Daha önce ‘Çözüm Şahsî Gayrette’ başlıklı yazımızda “İnsanoğlunun genel mizacı; bütün sorumluluğu ve kabahati başkasına yüklemesidir. Kendisini hiçbir şeyde mesul hissetmeyenler, kabahati diğer partilerde, cemaatlerde, gruplarda, kişilerde görmekte ve çözüme engel olarak yalnızca onları göstermektedir. Bu düşünce tamamen yanlıştır demek doğru değildir; ama büsbütün hakikat de değildir” demiştik. Türk medyasının, millî ve dinî değerlere gösterdiği tavrı beğenmeyenler, eleştirmekten başka ne yapmaktadırlar? Koskoca bir hiç! Gazetelerin günlük satış miktarını takip ediniz, ne demek istediğimizi daha iyi anlarsınız.

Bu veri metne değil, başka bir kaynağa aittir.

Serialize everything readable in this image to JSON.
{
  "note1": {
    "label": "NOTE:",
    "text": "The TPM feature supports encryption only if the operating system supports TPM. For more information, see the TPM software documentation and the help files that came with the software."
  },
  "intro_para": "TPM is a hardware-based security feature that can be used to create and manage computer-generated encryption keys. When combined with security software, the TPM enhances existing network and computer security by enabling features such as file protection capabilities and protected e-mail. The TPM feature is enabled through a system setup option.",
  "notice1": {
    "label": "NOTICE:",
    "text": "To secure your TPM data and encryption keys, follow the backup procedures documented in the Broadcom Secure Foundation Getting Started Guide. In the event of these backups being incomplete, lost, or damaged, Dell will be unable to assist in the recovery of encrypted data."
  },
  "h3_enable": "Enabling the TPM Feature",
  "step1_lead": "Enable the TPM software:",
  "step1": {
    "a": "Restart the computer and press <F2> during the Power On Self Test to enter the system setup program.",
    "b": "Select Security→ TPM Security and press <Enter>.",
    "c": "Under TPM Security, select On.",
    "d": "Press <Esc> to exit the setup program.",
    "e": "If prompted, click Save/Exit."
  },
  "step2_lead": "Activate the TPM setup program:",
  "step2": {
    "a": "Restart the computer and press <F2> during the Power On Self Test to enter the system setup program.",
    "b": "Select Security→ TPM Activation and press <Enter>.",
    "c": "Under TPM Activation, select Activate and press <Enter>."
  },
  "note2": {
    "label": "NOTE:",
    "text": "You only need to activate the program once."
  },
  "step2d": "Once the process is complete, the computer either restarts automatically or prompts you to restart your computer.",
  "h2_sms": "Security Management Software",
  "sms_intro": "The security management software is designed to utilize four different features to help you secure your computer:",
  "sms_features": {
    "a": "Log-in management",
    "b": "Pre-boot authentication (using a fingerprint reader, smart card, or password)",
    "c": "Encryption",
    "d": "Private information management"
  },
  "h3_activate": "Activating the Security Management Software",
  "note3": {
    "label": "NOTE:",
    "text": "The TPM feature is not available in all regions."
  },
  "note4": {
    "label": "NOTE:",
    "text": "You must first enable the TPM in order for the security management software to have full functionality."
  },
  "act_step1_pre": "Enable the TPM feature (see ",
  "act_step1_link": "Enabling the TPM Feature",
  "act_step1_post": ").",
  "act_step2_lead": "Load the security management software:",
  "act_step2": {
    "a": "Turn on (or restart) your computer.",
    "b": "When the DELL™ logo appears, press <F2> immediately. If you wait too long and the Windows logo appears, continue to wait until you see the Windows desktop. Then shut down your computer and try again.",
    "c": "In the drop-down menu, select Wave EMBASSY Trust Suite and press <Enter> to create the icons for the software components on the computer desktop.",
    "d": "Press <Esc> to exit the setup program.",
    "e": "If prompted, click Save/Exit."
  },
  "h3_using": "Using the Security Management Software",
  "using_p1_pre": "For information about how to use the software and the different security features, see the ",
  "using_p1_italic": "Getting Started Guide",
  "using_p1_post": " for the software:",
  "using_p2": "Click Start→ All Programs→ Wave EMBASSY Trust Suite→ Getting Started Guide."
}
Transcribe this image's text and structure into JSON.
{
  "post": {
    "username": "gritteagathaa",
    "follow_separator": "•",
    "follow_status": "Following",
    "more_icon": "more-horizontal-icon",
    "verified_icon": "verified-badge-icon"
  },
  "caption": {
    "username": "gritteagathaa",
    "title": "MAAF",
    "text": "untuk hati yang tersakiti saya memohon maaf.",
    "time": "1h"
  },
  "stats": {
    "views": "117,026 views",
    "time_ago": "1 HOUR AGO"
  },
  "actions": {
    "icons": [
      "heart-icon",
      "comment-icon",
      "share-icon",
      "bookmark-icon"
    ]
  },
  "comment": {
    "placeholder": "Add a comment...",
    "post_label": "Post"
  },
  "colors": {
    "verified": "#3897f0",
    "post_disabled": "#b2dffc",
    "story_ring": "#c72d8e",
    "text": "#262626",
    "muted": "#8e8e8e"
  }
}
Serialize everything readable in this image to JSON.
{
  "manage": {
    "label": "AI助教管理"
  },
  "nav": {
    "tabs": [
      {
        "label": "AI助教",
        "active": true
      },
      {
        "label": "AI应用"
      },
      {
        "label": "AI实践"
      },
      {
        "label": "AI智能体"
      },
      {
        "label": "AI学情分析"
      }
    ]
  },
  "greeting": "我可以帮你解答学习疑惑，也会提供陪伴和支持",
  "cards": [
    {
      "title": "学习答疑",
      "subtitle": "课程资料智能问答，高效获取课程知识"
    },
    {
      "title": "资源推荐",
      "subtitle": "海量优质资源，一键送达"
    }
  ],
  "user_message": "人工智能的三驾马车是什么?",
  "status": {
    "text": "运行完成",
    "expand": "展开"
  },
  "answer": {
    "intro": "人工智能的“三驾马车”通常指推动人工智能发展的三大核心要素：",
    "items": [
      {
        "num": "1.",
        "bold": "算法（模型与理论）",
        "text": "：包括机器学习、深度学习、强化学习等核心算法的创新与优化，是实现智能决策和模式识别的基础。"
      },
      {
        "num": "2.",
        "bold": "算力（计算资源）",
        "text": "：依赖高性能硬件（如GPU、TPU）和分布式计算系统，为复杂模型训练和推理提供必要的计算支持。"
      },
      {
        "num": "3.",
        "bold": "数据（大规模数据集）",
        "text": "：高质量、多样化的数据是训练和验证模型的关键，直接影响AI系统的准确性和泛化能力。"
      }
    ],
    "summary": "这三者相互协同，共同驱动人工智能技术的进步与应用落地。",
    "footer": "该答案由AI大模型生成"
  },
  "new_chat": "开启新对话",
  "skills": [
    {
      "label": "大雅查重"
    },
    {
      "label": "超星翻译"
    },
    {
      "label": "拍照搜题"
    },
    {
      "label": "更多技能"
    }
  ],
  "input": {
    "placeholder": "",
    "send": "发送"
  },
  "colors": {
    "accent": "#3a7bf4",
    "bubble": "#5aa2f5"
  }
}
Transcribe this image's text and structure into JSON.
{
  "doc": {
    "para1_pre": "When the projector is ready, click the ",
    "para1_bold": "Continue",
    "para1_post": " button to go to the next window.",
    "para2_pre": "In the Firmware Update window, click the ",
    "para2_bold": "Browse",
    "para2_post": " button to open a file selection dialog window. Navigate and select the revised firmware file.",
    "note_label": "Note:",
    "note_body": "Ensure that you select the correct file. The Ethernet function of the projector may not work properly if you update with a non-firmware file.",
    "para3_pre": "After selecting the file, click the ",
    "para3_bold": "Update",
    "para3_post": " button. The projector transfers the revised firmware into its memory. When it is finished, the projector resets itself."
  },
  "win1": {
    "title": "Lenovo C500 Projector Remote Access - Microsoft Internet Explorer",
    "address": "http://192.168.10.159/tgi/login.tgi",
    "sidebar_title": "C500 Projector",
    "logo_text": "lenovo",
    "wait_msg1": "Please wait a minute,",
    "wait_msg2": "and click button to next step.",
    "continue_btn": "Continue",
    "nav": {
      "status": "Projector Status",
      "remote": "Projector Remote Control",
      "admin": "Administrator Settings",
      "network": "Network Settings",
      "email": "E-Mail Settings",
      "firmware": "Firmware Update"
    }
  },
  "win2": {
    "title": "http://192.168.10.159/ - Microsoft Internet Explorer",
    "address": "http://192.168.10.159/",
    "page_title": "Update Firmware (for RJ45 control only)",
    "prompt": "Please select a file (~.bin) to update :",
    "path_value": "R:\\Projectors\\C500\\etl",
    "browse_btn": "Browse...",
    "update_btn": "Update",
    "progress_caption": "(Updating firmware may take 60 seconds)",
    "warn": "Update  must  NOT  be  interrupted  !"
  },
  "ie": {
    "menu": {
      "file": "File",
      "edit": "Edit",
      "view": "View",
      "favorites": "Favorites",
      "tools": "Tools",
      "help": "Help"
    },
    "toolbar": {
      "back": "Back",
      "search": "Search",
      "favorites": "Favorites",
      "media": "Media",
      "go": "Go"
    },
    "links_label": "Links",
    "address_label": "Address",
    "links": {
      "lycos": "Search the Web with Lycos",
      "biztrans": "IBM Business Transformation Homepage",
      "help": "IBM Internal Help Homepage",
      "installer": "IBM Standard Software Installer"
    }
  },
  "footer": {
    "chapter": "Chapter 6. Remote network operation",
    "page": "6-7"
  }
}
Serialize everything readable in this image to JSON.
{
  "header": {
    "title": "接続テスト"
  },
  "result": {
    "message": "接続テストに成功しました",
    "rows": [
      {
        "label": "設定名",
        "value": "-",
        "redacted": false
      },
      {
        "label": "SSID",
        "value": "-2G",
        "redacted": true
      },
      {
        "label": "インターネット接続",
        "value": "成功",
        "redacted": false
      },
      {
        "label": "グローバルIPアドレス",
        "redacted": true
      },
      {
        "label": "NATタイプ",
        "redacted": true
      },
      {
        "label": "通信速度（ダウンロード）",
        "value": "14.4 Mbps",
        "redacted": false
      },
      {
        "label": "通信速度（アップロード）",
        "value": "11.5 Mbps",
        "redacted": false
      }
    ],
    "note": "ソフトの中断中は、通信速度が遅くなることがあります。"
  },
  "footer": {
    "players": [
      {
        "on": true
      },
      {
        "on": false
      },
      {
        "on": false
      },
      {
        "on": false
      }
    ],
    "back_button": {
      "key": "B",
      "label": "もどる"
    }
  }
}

Türkiye’deki gazetelerin günlük satışlarını incelediğimizde Türkiye’nin fikrî ve siyasî manzarasını görebilirsiniz… Fanatik, Fotomaç ve Fotospor isimli spor gazetelerinin günlük satışları, Zaman ve Türkiye gazetelerini ayrı tutarsak Tercüman, Ortadoğu, Yeniçağ, Yenişafak, Vakit, Milli Gazete, Yeni Asya, Yeni Asır ve Yeni Mesaj gibi tam 9 gazetenin günlük toplam satışının neredeyse iki katı. Hatta Cumhuriyet ve Radikal gazetesini bile eklesek, spor gazetelerin satış rakamının çok çok altında. Şimdi sıkı durun, günlük satışı 61 bin olan Şok adlı gayrı ahlâkî yayın (gazete diyemiyorum) Vakit gazetesiyle hemen hemen aynı miktarda okunurken; Yeniçağ, Milli Gazete, Ortadoğu, Tercüman, Yeni Mesaj ve Yeni Asya gibi gazetelerin günlük satışından fazla. Başka bir mânidar durum ise, PKK’nın çizgisinde yayın yapan “Özgür Gündem” isimli gazetenin, Ortadoğu gazetesinden daha fazla satması. Bu sonuca göre, millîyetçi, muhafazakâr fikirleri temsil eden gazeteler gayrı ahlâki bir gazete kadar bile okunmuyor.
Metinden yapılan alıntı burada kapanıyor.